I also just started a social skills "class"/group a few weeks ago, which has one girl and one other guy in it (and the female "teacher"), and the girl is really cute. So far I've just been getting to know her a little bit in the context of the class and I like her so far, and I feel like someone who has social difficulties herself might be the type of person who could finally understand and "get" me. I don't want to show too much interest or try to do something outside of class right now, because I really don't want to come across as creepy, and definitely wouldn't want to make class uncomfortable for both of us, since there are only 3 of us in it and it's supposed to be a comfortable environment for all of us to learn and practice skills.

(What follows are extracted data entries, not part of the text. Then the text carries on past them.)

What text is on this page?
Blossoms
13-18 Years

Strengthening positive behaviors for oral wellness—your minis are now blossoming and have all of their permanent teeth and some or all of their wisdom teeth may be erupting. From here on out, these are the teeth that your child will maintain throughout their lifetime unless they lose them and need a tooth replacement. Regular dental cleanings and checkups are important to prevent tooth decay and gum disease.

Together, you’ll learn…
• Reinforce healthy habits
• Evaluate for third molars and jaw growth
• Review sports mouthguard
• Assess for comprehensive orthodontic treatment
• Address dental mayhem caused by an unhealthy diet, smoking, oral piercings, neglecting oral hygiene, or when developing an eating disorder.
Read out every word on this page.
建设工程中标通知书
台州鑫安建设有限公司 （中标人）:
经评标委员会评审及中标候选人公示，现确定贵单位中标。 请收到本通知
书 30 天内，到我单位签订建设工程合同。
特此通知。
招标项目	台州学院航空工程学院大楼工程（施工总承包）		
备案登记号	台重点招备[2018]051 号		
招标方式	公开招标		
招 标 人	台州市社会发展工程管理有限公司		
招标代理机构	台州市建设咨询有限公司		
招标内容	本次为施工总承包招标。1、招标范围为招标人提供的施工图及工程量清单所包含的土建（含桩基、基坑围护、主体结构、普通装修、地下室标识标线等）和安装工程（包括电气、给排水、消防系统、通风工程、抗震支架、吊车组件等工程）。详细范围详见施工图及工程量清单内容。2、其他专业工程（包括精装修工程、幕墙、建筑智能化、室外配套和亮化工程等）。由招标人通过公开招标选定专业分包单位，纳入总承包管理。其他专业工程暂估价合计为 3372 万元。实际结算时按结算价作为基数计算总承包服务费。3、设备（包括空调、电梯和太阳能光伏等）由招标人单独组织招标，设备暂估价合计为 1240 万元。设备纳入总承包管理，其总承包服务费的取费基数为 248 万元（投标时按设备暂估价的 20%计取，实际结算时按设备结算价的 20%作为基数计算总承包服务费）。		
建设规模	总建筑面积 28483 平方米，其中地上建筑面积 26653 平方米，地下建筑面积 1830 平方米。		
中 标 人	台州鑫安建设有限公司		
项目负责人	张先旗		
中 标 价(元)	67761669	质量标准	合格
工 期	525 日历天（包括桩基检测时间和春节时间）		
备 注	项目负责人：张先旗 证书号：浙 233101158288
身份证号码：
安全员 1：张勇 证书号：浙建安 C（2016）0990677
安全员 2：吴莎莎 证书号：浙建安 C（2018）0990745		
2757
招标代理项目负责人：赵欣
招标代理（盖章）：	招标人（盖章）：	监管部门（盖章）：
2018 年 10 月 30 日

I had a really awkward situation where I felt like a 70 year old man (somewhat of a friend/colleague) came across as really creepy to me, and I really think he wanted me to go to his hotel room (and even asked if I was gay or straight). He is married (to a woman), BTW. At least once I told him I was straight he didn't act creepy later on in the day, but I certainly did feel uncomfortable at the time, and don't want to ever make a girl/woman feel that way.